For people still worried about the effect of statins on the liver, the Ezetimibe Study Group found that side effects of ezetimibe were indistinguishable from placebo. Whereas less than 1% of patients on statins had abnormal results for tests of liver function, zero patients on ezetimibe did. The much larger IMPROVE-IT trial also checked for differences in liver function tests and didn’t find any impact.
Ezetimibe vs Statins for Muscle (Non-)Side Effects
Although statins are widely reported to cause muscle problems, I reviewed in my last post the evidence that the rate of statin-caused muscle problems is roughly 1 in 10,000 patient-years. Just like the liver tests, the rare muscle problems are cured by ending statin therapy. And also like the liver tests, the early studies of ezetimibe showed exactly 0 patients with muscle problems and the IMPROVE-IT didn’t find any difference between treatment and control.
Ezetimibe and Diabetes
The main reason not to give everyone statins is that they raise the risk of type 2 diabetes (T2D) by about 1 in 1,000 patient-years. The mechanism for the T2D risk isn’t understood. If it’s a direct consequence of low LDL, as some have speculated, then ezetimibe should have the same side effect.
An analysis of new-onset T2D in the IMPROVE-IT trial reported no statistically significant increase. More specifically, their point estimate was a 4% increase in risk, but the 95% confidence interval included the possibility of no increase. Just because the study wasn’t able to show statistical significance for an increase in T2D risk doesn’t mean there isn’t one. This meta-analysis of statins found that they increase the risk of T2D by 9%. Not to over-complicate things, but if ezetimibe lowers LDL cholesterol about half as much as a statin…and it also increases the risk of T2D about half as much as a statin… it sure seems like there’s something there. I wish someone would do a meta-analysis of LDL lowering and T2D risk. My guess is there’s a connection independent of whether the LDL lowering is caused by statins, ezetimibe, or newer drugs. If we could put more precise numbers on the risk as a function of LDL cholesterol we could do a better job of recommending which low-risk patients should start statin therapy.
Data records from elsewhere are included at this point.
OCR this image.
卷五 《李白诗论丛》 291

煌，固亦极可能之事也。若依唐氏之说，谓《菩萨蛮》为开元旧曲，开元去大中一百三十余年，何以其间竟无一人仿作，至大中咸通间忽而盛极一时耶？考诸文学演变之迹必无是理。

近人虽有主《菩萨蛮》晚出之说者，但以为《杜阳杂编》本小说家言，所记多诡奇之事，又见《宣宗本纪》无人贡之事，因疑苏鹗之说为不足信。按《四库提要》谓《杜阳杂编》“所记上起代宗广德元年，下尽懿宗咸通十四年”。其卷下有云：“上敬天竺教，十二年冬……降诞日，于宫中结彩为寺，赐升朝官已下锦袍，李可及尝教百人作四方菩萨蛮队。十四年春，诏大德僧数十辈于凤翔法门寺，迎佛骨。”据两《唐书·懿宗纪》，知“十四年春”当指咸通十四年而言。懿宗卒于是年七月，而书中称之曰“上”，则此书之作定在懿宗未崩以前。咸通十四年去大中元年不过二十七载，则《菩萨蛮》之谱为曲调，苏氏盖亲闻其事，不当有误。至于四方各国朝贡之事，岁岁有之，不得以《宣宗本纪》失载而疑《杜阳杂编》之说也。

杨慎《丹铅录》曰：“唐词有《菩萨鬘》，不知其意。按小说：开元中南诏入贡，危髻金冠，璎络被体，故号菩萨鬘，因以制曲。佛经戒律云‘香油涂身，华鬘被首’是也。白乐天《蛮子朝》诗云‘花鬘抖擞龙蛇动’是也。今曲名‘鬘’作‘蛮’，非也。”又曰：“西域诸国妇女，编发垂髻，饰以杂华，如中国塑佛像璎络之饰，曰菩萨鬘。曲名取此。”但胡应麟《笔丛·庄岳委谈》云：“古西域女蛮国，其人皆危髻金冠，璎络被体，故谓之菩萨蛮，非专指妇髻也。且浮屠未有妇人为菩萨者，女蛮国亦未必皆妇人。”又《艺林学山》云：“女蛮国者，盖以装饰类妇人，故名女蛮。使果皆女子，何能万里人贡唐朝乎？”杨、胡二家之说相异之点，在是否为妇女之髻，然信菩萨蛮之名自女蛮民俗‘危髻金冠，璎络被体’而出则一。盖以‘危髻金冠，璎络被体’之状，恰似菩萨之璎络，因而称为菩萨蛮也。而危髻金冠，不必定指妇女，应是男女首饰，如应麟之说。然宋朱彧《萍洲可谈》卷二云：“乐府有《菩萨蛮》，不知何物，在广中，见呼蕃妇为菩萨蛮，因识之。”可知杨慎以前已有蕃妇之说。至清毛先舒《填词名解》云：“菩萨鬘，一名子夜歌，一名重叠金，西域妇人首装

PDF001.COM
Ezetimibe for Low-Risk Patients
One unanswered question I have after researching this post is why expert guidelines suggest adding ezetimibe for high-risk patients only after they’ve maxed out their statin dose. The IMPROVE-IT trial was a study of high-risk patients, so narrowly interpreted it only shows that ezetimibe is good for those patients. But all the evidence we have suggests that the benefit of statins or ezetimibe – whether you’re a 40-year-old with slightly elevated cholesterol or an 80-year-old recovering from a heart attack – comes from LDL lowering. Ezetimibe lowers LDL about half as much as a moderate-dose statin with a lower burden of side effects. Wouldn’t it make sense to start low-risk patients on ezetimibe and then add a statin later?